Warnings were issued
In 1997, however, the FDA warned doctors that the terbutaline pump "has not been demonstrated to be effective and is potentially dangerous." Four years earlier, the FDA had warned Tokos Medical Corp., one of the two companies that merged to become Matria, about promoting unapproved preterm-labor therapies despite promises to stop.
"This case could be viewed as a conspiracy to circumvent the FDA approval process," an FDA compliance officer wrote in a memo that year.
Matria officials said they had no information about this, because it happened before the merger. They said Matria doesn't promote the off-label use of terbutaline to doctors.
Snyder said she felt betrayed by her obstetrician, Dr. Federico Mariona, a clinical professor at Wayne State University and a leader in local medical societies. Mariona didn't respond to repeated requests for an interview.
Snyder's medical records from Matria include signed consent forms that say, among other things, that some of the treatments being prescribed by her doctor may involve the use of drugs "outside of their labeling." Only after having congestive heart failure, Snyder said, did she learn what those words meant.
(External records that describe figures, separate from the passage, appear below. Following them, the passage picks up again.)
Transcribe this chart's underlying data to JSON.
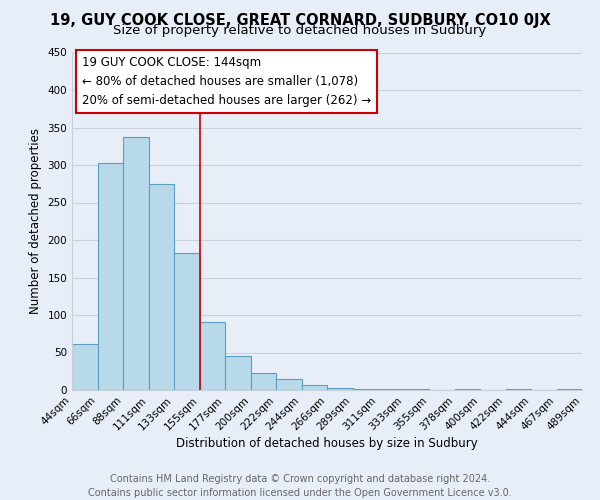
{
  "title": "19, GUY COOK CLOSE, GREAT CORNARD, SUDBURY, CO10 0JX",
  "subtitle": "Size of property relative to detached houses in Sudbury",
  "xlabel": "Distribution of detached houses by size in Sudbury",
  "ylabel": "Number of detached properties",
  "bar_values": [
    62,
    303,
    338,
    275,
    183,
    91,
    45,
    23,
    15,
    7,
    3,
    2,
    1,
    1,
    0,
    1,
    0,
    1,
    0,
    1
  ],
  "bar_labels": [
    "44sqm",
    "66sqm",
    "88sqm",
    "111sqm",
    "133sqm",
    "155sqm",
    "177sqm",
    "200sqm",
    "222sqm",
    "244sqm",
    "266sqm",
    "289sqm",
    "311sqm",
    "333sqm",
    "355sqm",
    "378sqm",
    "400sqm",
    "422sqm",
    "444sqm",
    "467sqm",
    "489sqm"
  ],
  "bar_color": "#b8d9ea",
  "bar_edge_color": "#5a9fc0",
  "vline_color": "#cc0000",
  "annotation_title": "19 GUY COOK CLOSE: 144sqm",
  "annotation_line1": "← 80% of detached houses are smaller (1,078)",
  "annotation_line2": "20% of semi-detached houses are larger (262) →",
  "annotation_box_color": "#ffffff",
  "annotation_border_color": "#cc0000",
  "ylim": [
    0,
    450
  ],
  "yticks": [
    0,
    50,
    100,
    150,
    200,
    250,
    300,
    350,
    400,
    450
  ],
  "footer_line1": "Contains HM Land Registry data © Crown copyright and database right 2024.",
  "footer_line2": "Contains public sector information licensed under the Open Government Licence v3.0.",
  "bg_color": "#e8eef8",
  "plot_bg_color": "#e8eef8",
  "grid_color": "#c8d0dc",
  "title_fontsize": 10.5,
  "subtitle_fontsize": 9.5,
  "axis_label_fontsize": 8.5,
  "tick_fontsize": 7.5,
  "annotation_fontsize": 8.5,
  "footer_fontsize": 7.0
}
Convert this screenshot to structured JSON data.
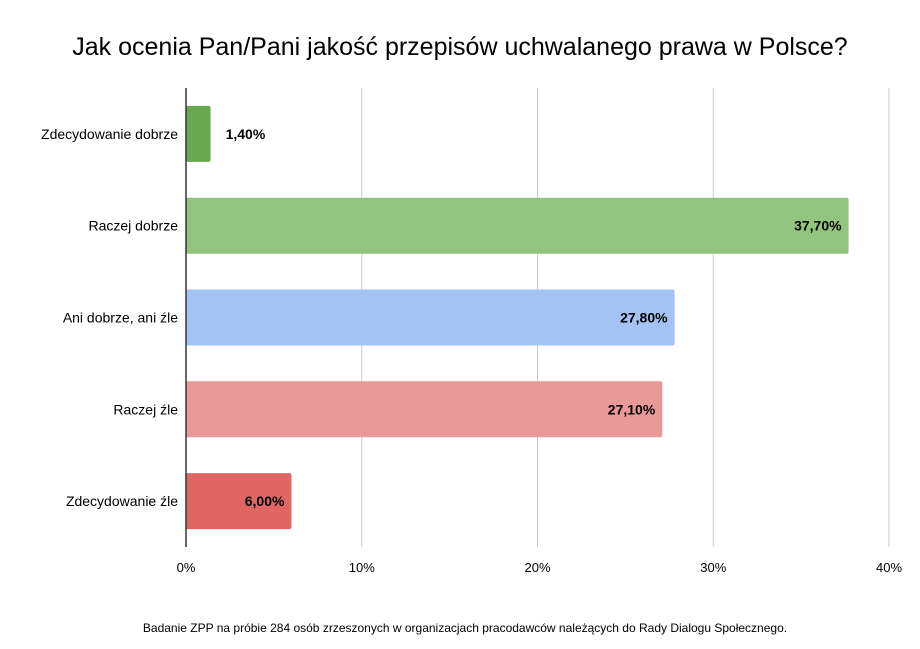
{
  "chart_data": {
    "type": "bar",
    "orientation": "horizontal",
    "title": "Jak ocenia Pan/Pani jakość przepisów uchwalanego prawa w Polsce?",
    "categories": [
      "Zdecydowanie dobrze",
      "Raczej dobrze",
      "Ani dobrze, ani źle",
      "Raczej źle",
      "Zdecydowanie źle"
    ],
    "values": [
      1.4,
      37.7,
      27.8,
      27.1,
      6.0
    ],
    "value_labels": [
      "1,40%",
      "37,70%",
      "27,80%",
      "27,10%",
      "6,00%"
    ],
    "colors": [
      "#6aa84f",
      "#93c47d",
      "#a4c2f4",
      "#ea9999",
      "#e06666"
    ],
    "xlim": [
      0,
      40
    ],
    "x_ticks": [
      0,
      10,
      20,
      30,
      40
    ],
    "x_tick_labels": [
      "0%",
      "10%",
      "20%",
      "30%",
      "40%"
    ],
    "xlabel": "",
    "ylabel": "",
    "grid": true,
    "legend": "none"
  },
  "footnote": "Badanie ZPP na próbie 284 osób zrzeszonych w organizacjach pracodawców należących do Rady Dialogu Społecznego."
}
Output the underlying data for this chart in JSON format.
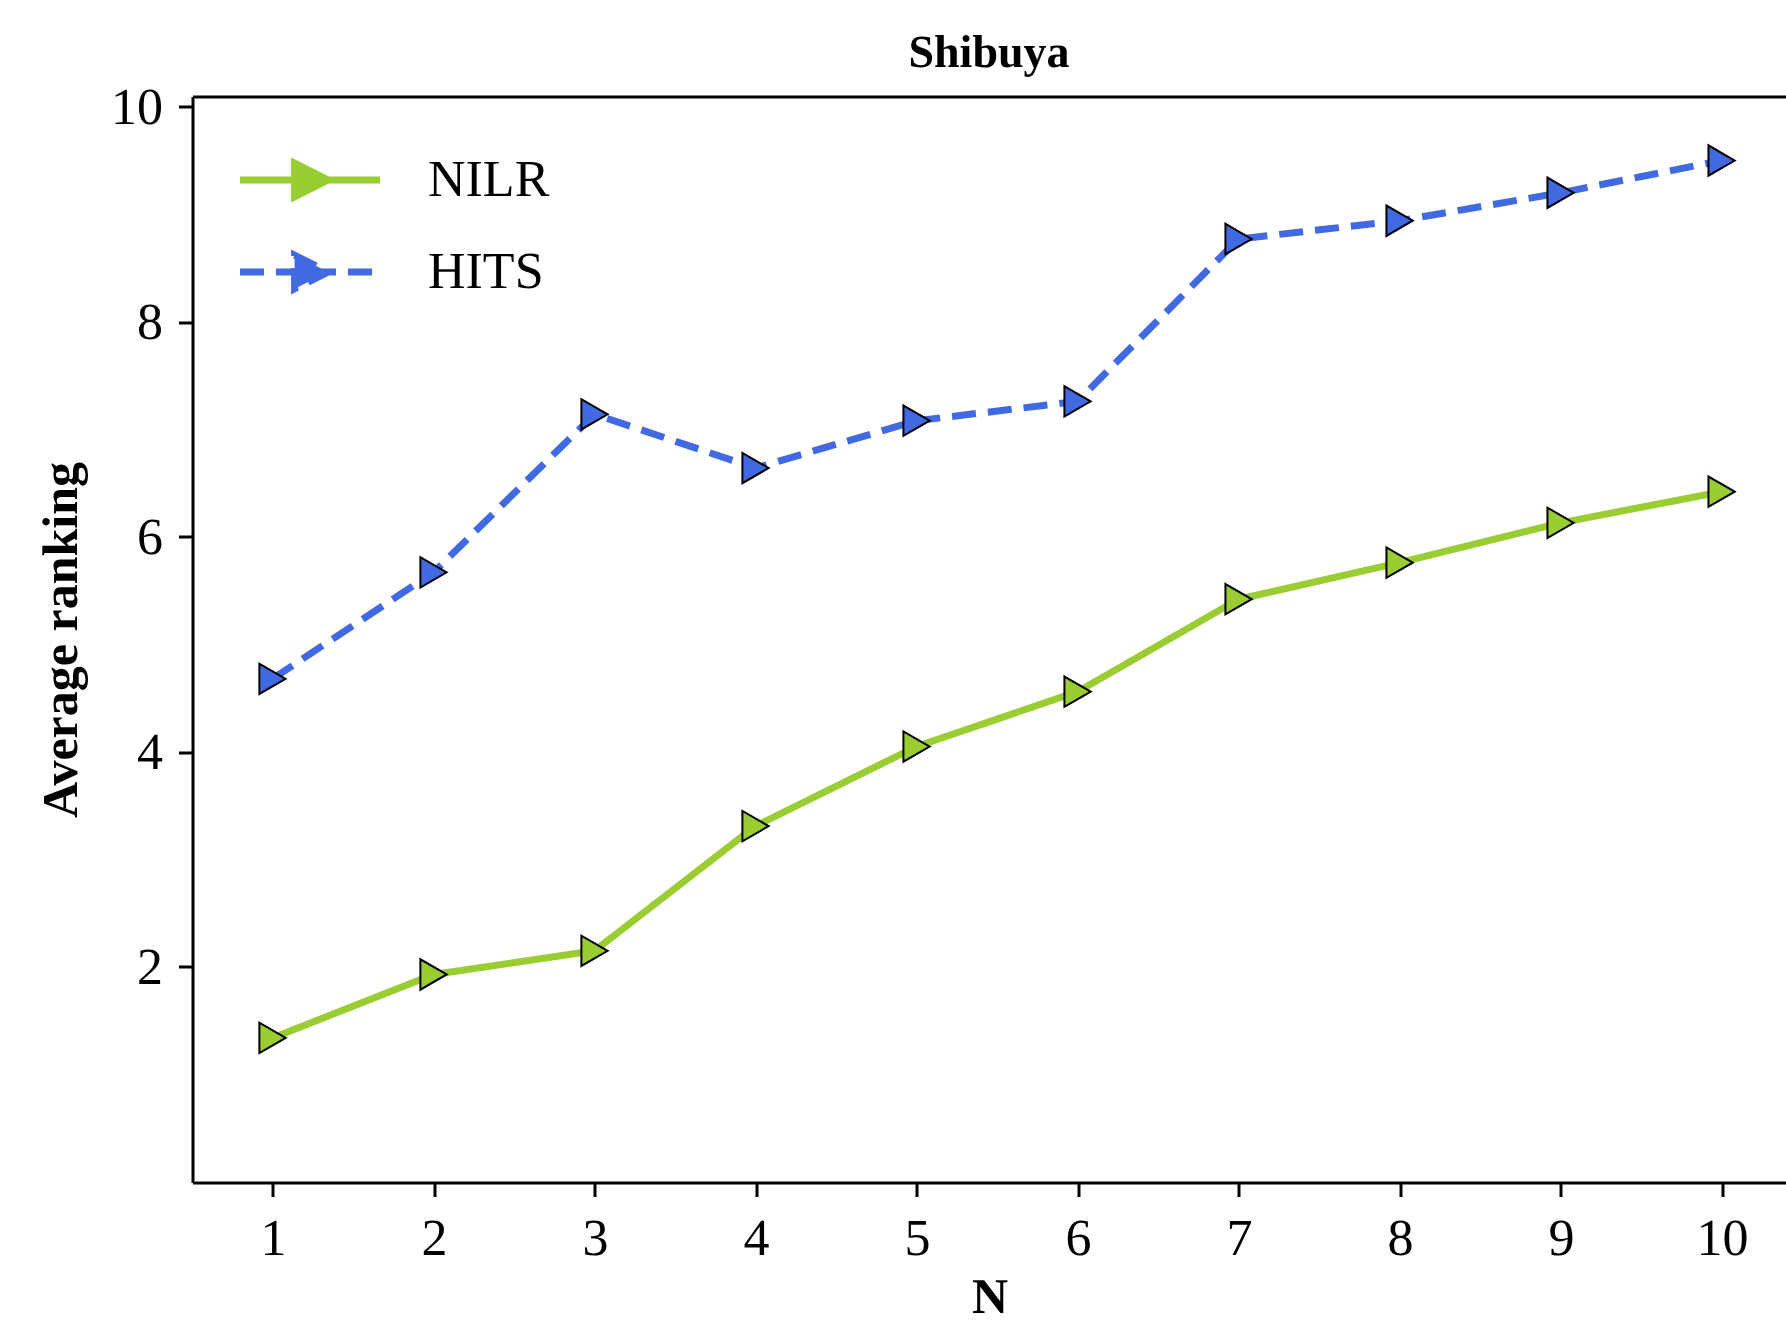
{
  "chart_data": {
    "type": "line",
    "title": "Shibuya",
    "xlabel": "N",
    "ylabel": "Average ranking",
    "x": [
      1,
      2,
      3,
      4,
      5,
      6,
      7,
      8,
      9,
      10
    ],
    "xlim": [
      0.5,
      10.4
    ],
    "xticks": [
      1,
      2,
      3,
      4,
      5,
      6,
      7,
      8,
      9,
      10
    ],
    "ylim": [
      0,
      10.1
    ],
    "yticks": [
      2,
      4,
      6,
      8,
      10
    ],
    "grid": false,
    "legend": "top left",
    "marker": "triangle",
    "series": [
      {
        "name": "NILR",
        "color": "#9acd32",
        "line_style": "solid",
        "values": [
          1.34,
          1.93,
          2.15,
          3.31,
          4.05,
          4.56,
          5.42,
          5.76,
          6.13,
          6.42
        ]
      },
      {
        "name": "HITS",
        "color": "#4169e1",
        "line_style": "dashed",
        "values": [
          4.68,
          5.67,
          7.14,
          6.64,
          7.08,
          7.26,
          8.77,
          8.94,
          9.2,
          9.5
        ]
      }
    ]
  }
}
Her heart has improved enough that she doesn't need a transplant, but Snyder, 30, said her doctors had told her she couldn't have more children; pregnancy would be too dangerous for her heart.
Snyder and her husband, Chris, had wanted to have more children. They used in vitro fertilization to have their twins and have other frozen embryos.
Now, those embryos remain in limbo.
"I hate terbutaline," Chris Snyder said. "I hate what they did."